The FDIC plan, which will be open for 30 days of public comment once it is formally published in the Federal Register, aims to help the ailing company continue key operations, services, and transactions during its liquidation to maximize the value of its assets. Toward that end, the FDIC would be appointed receiver of the troubled company and give itself the power to create a bridge financial company that would not be saddled with debt, bad assets, or shareholders as it tries to stabilize and liquidate the original company.

“This authority is an important tool for the elimination of ‘too big to fail’ because it provides the FDIC with the authority to prevent a disorderly collapse, while ensuring that bail-outs of failing companies will not occur,” the agency’s proposal says.

That means all creditors, shareholders, and debt holders should expect losses or financial haircuts, the FDIC said. The plan would bar any extra payments to holders of long-term senior debt, subordinated debt, or equity that would result in those investors recovering more than other creditors entitled to the same priority of payments under the law, the FDIC said.

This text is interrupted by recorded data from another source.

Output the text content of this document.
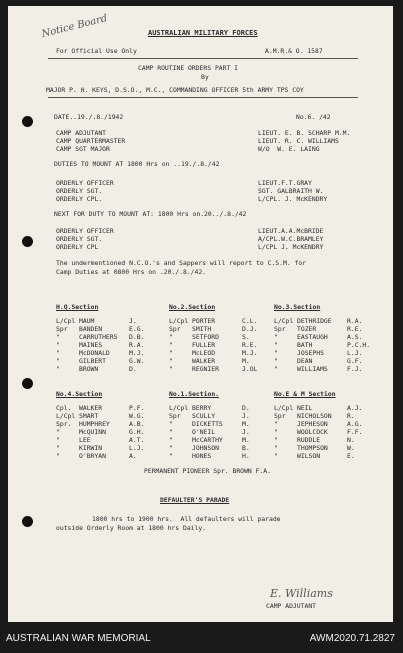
Notice Board	AUSTRALIAN MILITARY FORCES
For Official Use Only	A.M.R.& O. 1587
CAMP ROUTINE ORDERS PART I
By
MAJOR P. H. KEYS, D.S.O., M.C., COMMANDING OFFICER 5th ARMY TPS COY
DATE..19./.8./1942	No.6. /42
CAMP ADJUTANT	LIEUT. E. B. SCHARP M.M.
CAMP QUARTERMASTER	LIEUT. R. C. WILLIAMS
CAMP SGT MAJOR	W/O  W. E. LAING
DUTIES TO MOUNT AT 1800 Hrs on ..19./.8./42
ORDERLY OFFICER	LIEUT.F.T.GRAY
ORDERLY SGT.	SGT. GALBRAITH W.
ORDERLY CPL.	L/CPL. J. McKENDRY
NEXT FOR DUTY TO MOUNT AT: 1800 Hrs on.20../.8./42
ORDERLY OFFICER	LIEUT.A.A.McBRIDE
ORDERLY SGT.	A/CPL.W.C.BRAMLEY
ORDERLY CPL	L/CPL J. McKENDRY
The undermentioned N.C.O.'s and Sappers will report to C.S.M. for
Camp Duties at 0800 Hrs on .20./.8./42.
H.Q.Section
L/Cpl MAUM	J.
Spr BANDEN	E.G.
"	CARRUTHERS D.B.
"	MAINES	R.A.
"	McDONALD	M.J.
"	GILBERT	G.W.
"	BROWN	D.
No.2.Section
L/Cpl PORTER	C.L.
Spr SMITH	D.J.
"	SETFORD	S.
"	FULLER	R.E.
"	McLEOD	M.J.
"	WALKER	M.
"	REGNIER	J.OL
No.3.Section
L/Cpl DETHRIDGE R.A.
Spr TOZER	R.E.
"	EASTAUGH	A.S.
"	BATH	P.C.H.
"	JOSEPHS	L.J.
"	DEAN	G.F.
"	WILLIAMS	F.J.
No.4.Section
Cpl. WALKER	P.F.
L/Cpl SMART	W.G.
Spr. HUMPHREY	A.B.
"	McQUINN	G.H.
"	LEE	A.T.
"	KIRWIN	L.J.
"	O'BRYAN	A.
No.1.Section.
L/Cpl BERRY	D.
Spr SCULLY	J.
"	DICKETTS	M.
"	O'NEIL	J.
"	McCARTHY	M.
"	JOHNSON	B.
"	HONES	H.
No.E & M Section
L/Cpl NEIL	A.J.
Spr NICHOLSON R.
"	JEPHESON	A.G.
"	WOOLCOCK	F.F.
"	RUDDLE	N.
"	THOMPSON	W.
"	WILSON	E.
PERMANENT PIONEER Spr. BROWN F.A.
DEFAULTER'S PARADE
1800 hrs to 1900 hrs.  All defaulters will parade
outside Orderly Room at 1800 hrs Daily.
E. Williams
CAMP ADJUTANT
AUSTRALIAN WAR MEMORIAL	AWM2020.71.2827
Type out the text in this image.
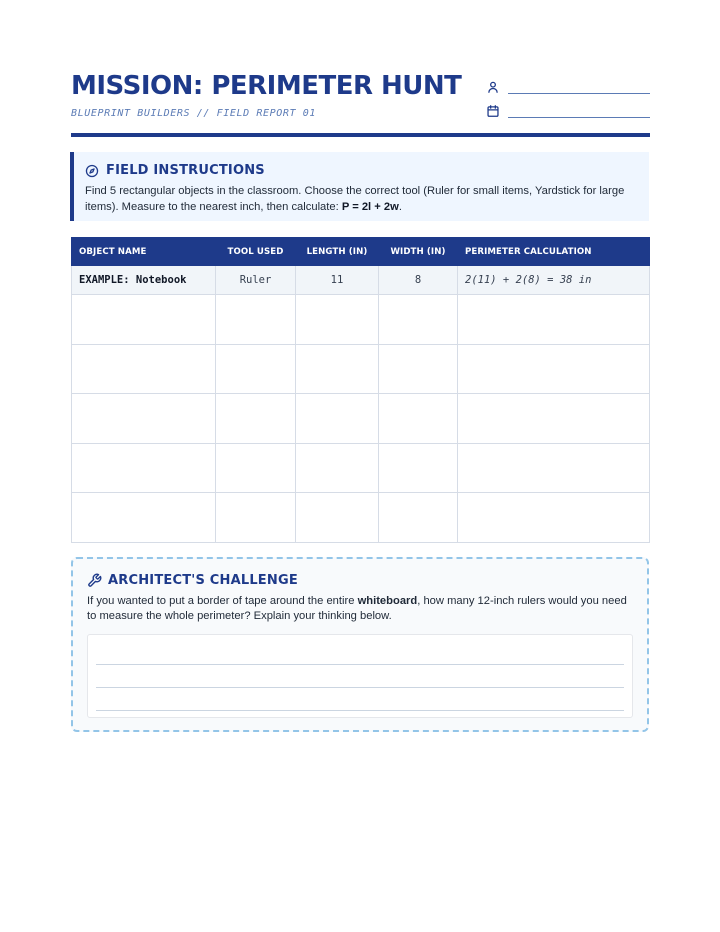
MISSION: PERIMETER HUNT
BLUEPRINT BUILDERS // FIELD REPORT 01
FIELD INSTRUCTIONS

Find 5 rectangular objects in the classroom. Choose the correct tool (Ruler for small items, Yardstick for large items). Measure to the nearest inch, then calculate: P = 2l + 2w.

OBJECT NAME	TOOL USED	LENGTH (IN)	WIDTH (IN)	PERIMETER CALCULATION
EXAMPLE: Notebook	Ruler	11	8	2(11) + 2(8) = 38 in

ARCHITECT'S CHALLENGE

If you wanted to put a border of tape around the entire whiteboard, how many 12-inch rulers would you need to measure the whole perimeter? Explain your thinking below.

Once the bridge company has stabilized the sick company, the FDIC promised to “move as expeditiously as possible” to sell all operations and assets back to the private sector.

Additionally, the Securities and Exchange Commission would have to sign off on the FDIC being appointed receiver if the company or its largest U.S. subsidiary is a brokerage firm, while the Fed would make the recommendation if the sick company or its largest subsidiary is an insurance company.

The FDIC’s new power for orderly liquidation authority, mandated by the Dodd-Frank financial reform law, has been sought by FDIC Chairman Sheila Bair since the 2008 credit crisis as a way to avoid pumping taxpayer dollars into troubled financial companies.